Again, you should choose the one right for you. Generally, they are either slung on the left side, or mounted on the right side of the divers’ main cylinder by a mounting bracket. I prefer to sling them. This allows the diver to easily manipulate the valve or hand off the cylinder to another diver if needed. A back mounted pony keeps the cylinder neatly tucked out of the way, and is favored by public safety divers, because it keeps it from dragging through the mud and muck they commonly find themselves in. However, this setup makes it difficult to manipulate the valve if needed.
Diving with redundant air sources offers safer and better options in an emergency, however, there are some issues that should be considered.

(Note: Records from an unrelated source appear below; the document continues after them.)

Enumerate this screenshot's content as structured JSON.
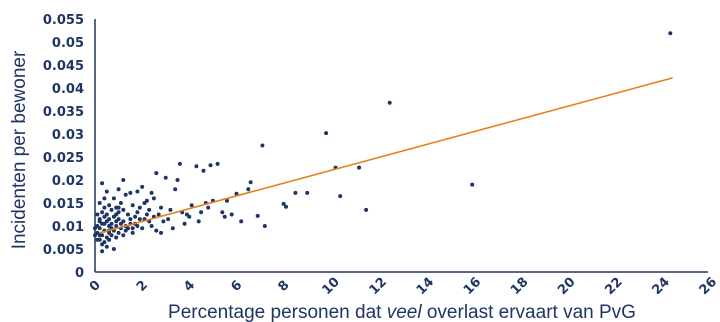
{
  "chart_data": {
    "type": "scatter",
    "xlabel_parts": [
      "Percentage personen dat ",
      "veel",
      " overlast ervaart van PvG"
    ],
    "ylabel": "Incidenten per bewoner",
    "xlim": [
      0,
      26
    ],
    "ylim": [
      0,
      0.055
    ],
    "x_ticks": [
      "0",
      "2",
      "4",
      "6",
      "8",
      "10",
      "12",
      "14",
      "16",
      "18",
      "20",
      "22",
      "24",
      "26"
    ],
    "y_ticks": [
      "0",
      "0.005",
      "0.01",
      "0.015",
      "0.02",
      "0.025",
      "0.03",
      "0.035",
      "0.04",
      "0.045",
      "0.05",
      "0.055"
    ],
    "grid": false,
    "colors": {
      "points": "#1f3564",
      "trendline": "#e6801e",
      "axis": "#1f3564"
    },
    "trendline": {
      "x": [
        0.2,
        24.5
      ],
      "y": [
        0.0085,
        0.0422
      ]
    },
    "points": [
      [
        24.4,
        0.0519
      ],
      [
        12.5,
        0.0368
      ],
      [
        9.8,
        0.0302
      ],
      [
        16.0,
        0.019
      ],
      [
        11.2,
        0.0227
      ],
      [
        10.2,
        0.0227
      ],
      [
        10.4,
        0.0165
      ],
      [
        11.5,
        0.0135
      ],
      [
        9.0,
        0.0172
      ],
      [
        8.5,
        0.0172
      ],
      [
        8.0,
        0.0148
      ],
      [
        8.1,
        0.0142
      ],
      [
        7.2,
        0.01
      ],
      [
        6.9,
        0.0122
      ],
      [
        6.6,
        0.0195
      ],
      [
        6.5,
        0.018
      ],
      [
        7.1,
        0.0275
      ],
      [
        6.0,
        0.017
      ],
      [
        5.6,
        0.0155
      ],
      [
        5.2,
        0.0235
      ],
      [
        4.9,
        0.0232
      ],
      [
        4.6,
        0.022
      ],
      [
        4.3,
        0.023
      ],
      [
        3.6,
        0.0235
      ],
      [
        3.5,
        0.02
      ],
      [
        3.4,
        0.018
      ],
      [
        2.6,
        0.0215
      ],
      [
        3.0,
        0.0205
      ],
      [
        2.4,
        0.0172
      ],
      [
        2.5,
        0.016
      ],
      [
        2.8,
        0.014
      ],
      [
        2.2,
        0.0155
      ],
      [
        2.0,
        0.0185
      ],
      [
        1.8,
        0.0175
      ],
      [
        1.5,
        0.0172
      ],
      [
        1.3,
        0.0168
      ],
      [
        1.0,
        0.018
      ],
      [
        1.2,
        0.02
      ],
      [
        0.8,
        0.016
      ],
      [
        0.5,
        0.0175
      ],
      [
        0.3,
        0.0193
      ],
      [
        0.4,
        0.016
      ],
      [
        0.2,
        0.015
      ],
      [
        0.6,
        0.0145
      ],
      [
        0.9,
        0.014
      ],
      [
        1.1,
        0.015
      ],
      [
        1.6,
        0.0145
      ],
      [
        1.9,
        0.014
      ],
      [
        2.3,
        0.0135
      ],
      [
        2.7,
        0.0125
      ],
      [
        3.1,
        0.0115
      ],
      [
        3.3,
        0.0095
      ],
      [
        3.7,
        0.013
      ],
      [
        3.9,
        0.0125
      ],
      [
        4.1,
        0.0145
      ],
      [
        4.5,
        0.013
      ],
      [
        4.7,
        0.015
      ],
      [
        4.8,
        0.014
      ],
      [
        5.0,
        0.0155
      ],
      [
        5.4,
        0.013
      ],
      [
        5.5,
        0.012
      ],
      [
        5.8,
        0.0125
      ],
      [
        6.2,
        0.011
      ],
      [
        4.4,
        0.011
      ],
      [
        4.0,
        0.012
      ],
      [
        3.8,
        0.0105
      ],
      [
        2.9,
        0.011
      ],
      [
        2.1,
        0.0115
      ],
      [
        1.7,
        0.012
      ],
      [
        1.4,
        0.0125
      ],
      [
        1.0,
        0.013
      ],
      [
        0.7,
        0.0135
      ],
      [
        0.3,
        0.013
      ],
      [
        0.1,
        0.0125
      ],
      [
        0.2,
        0.0115
      ],
      [
        0.4,
        0.012
      ],
      [
        0.6,
        0.0115
      ],
      [
        0.8,
        0.012
      ],
      [
        1.0,
        0.0115
      ],
      [
        1.2,
        0.011
      ],
      [
        1.5,
        0.0105
      ],
      [
        1.8,
        0.01
      ],
      [
        2.0,
        0.0095
      ],
      [
        2.4,
        0.01
      ],
      [
        2.6,
        0.009
      ],
      [
        1.6,
        0.0085
      ],
      [
        1.3,
        0.009
      ],
      [
        1.1,
        0.0095
      ],
      [
        0.9,
        0.01
      ],
      [
        0.7,
        0.0105
      ],
      [
        0.5,
        0.011
      ],
      [
        0.3,
        0.0105
      ],
      [
        0.1,
        0.01
      ],
      [
        0.2,
        0.0095
      ],
      [
        0.4,
        0.009
      ],
      [
        0.6,
        0.0085
      ],
      [
        0.8,
        0.009
      ],
      [
        1.0,
        0.0085
      ],
      [
        1.2,
        0.008
      ],
      [
        0.9,
        0.0075
      ],
      [
        0.7,
        0.008
      ],
      [
        0.5,
        0.0075
      ],
      [
        0.3,
        0.008
      ],
      [
        0.1,
        0.0085
      ],
      [
        0.2,
        0.007
      ],
      [
        0.4,
        0.0065
      ],
      [
        0.6,
        0.007
      ],
      [
        0.3,
        0.006
      ],
      [
        0.5,
        0.0055
      ],
      [
        0.8,
        0.005
      ],
      [
        0.3,
        0.0045
      ],
      [
        1.4,
        0.0095
      ],
      [
        1.7,
        0.0105
      ],
      [
        1.9,
        0.0115
      ],
      [
        2.2,
        0.0125
      ],
      [
        2.5,
        0.012
      ],
      [
        1.1,
        0.0105
      ],
      [
        0.9,
        0.011
      ],
      [
        0.6,
        0.01
      ],
      [
        0.4,
        0.0105
      ],
      [
        0.2,
        0.011
      ],
      [
        0.0,
        0.0095
      ],
      [
        0.0,
        0.008
      ],
      [
        0.1,
        0.007
      ],
      [
        0.7,
        0.0095
      ],
      [
        1.3,
        0.01
      ],
      [
        1.5,
        0.0115
      ],
      [
        2.8,
        0.0085
      ],
      [
        3.2,
        0.0135
      ],
      [
        0.5,
        0.0125
      ],
      [
        1.0,
        0.014
      ],
      [
        0.4,
        0.014
      ],
      [
        2.1,
        0.015
      ],
      [
        1.8,
        0.013
      ],
      [
        0.9,
        0.0125
      ],
      [
        1.2,
        0.0135
      ],
      [
        0.2,
        0.008
      ],
      [
        0.6,
        0.009
      ],
      [
        1.6,
        0.0095
      ],
      [
        2.3,
        0.011
      ]
    ]
  }
}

1.Plan your dive, dive your plan
First, there is no good reason for running out of air under normal diving conditions. Plan your dive, dive your plan. Use the rule of thirds and calculate a turn pressure that allows you to safely reach your exit point with adequate air pressure remaining. All divers should be in a position to surface with roughly one-third of their remaining gas pressure. Redundant air sources are for emergency use only and should not be used in calculating the depth and duration of your dive. If you need to use your redundant air source, the dive is over, and you’re in bailout mode.
2. Practice using it
Second, if you’re going to dive with a redundant air source, make sure you and your dive buddies are familiar with how to use it, and practice, practice, practice deploying it. Did I mention you should practice deploying, and using, a redundant air source? Ok, good. It is spooky how quickly learning how to deploy a pony becomes second nature. When diving with a pony, for example, I dive with the regulator charged and the valve shut off, to prevent an accidental gas loss. I make sure all my buddies know that if they need to use it, it will only have two or three breaths in the line until I can open the valve. I know some divers that always dive with their pony valves open. It’s not right or wrong, just a preference.
3. Valve shut off
Valve shut down is not a skill generally learned at the recreational level of diving. However, in a situation where a diver is having a catastrophic gas loss, I firmly believe it to be appropriate for the affected valve to be shut down. Shutting down the valve will save the remaining gas in the cylinder, and it could then be used later if needed. This also needs to be planned and practiced, practiced, practiced with buddies. I have had second stage freeflows myself, on occasion, and have assisted several divers with them. The freeflow is almost always caused by second stage icing due to cold water. Once the valve is shut off for a minute or so, the regulator has a chance to thaw, and will function normally again once the valve is turned back on. In my personal preference, I always position the cylinder on my BCD high enough so that I can shut down my own valve. A buddy may also assist with valve shutdown and opening. If the gas in the cylinder is simply allowed to deplete, the diver will lose the ability to power inflate their BCD or drysuit, once they reach the surface. They would then have to remember to orally inflate. This one simple thing could cause an already distressed diver to panic.
In conclusion, diving with redundant air sources allows a diver to mitigate some risk, however, they also come with risks of their own. I believe it is impossible to mitigate one risk without accepting a risk of one sort or another. Every diver must make that decision for themselves.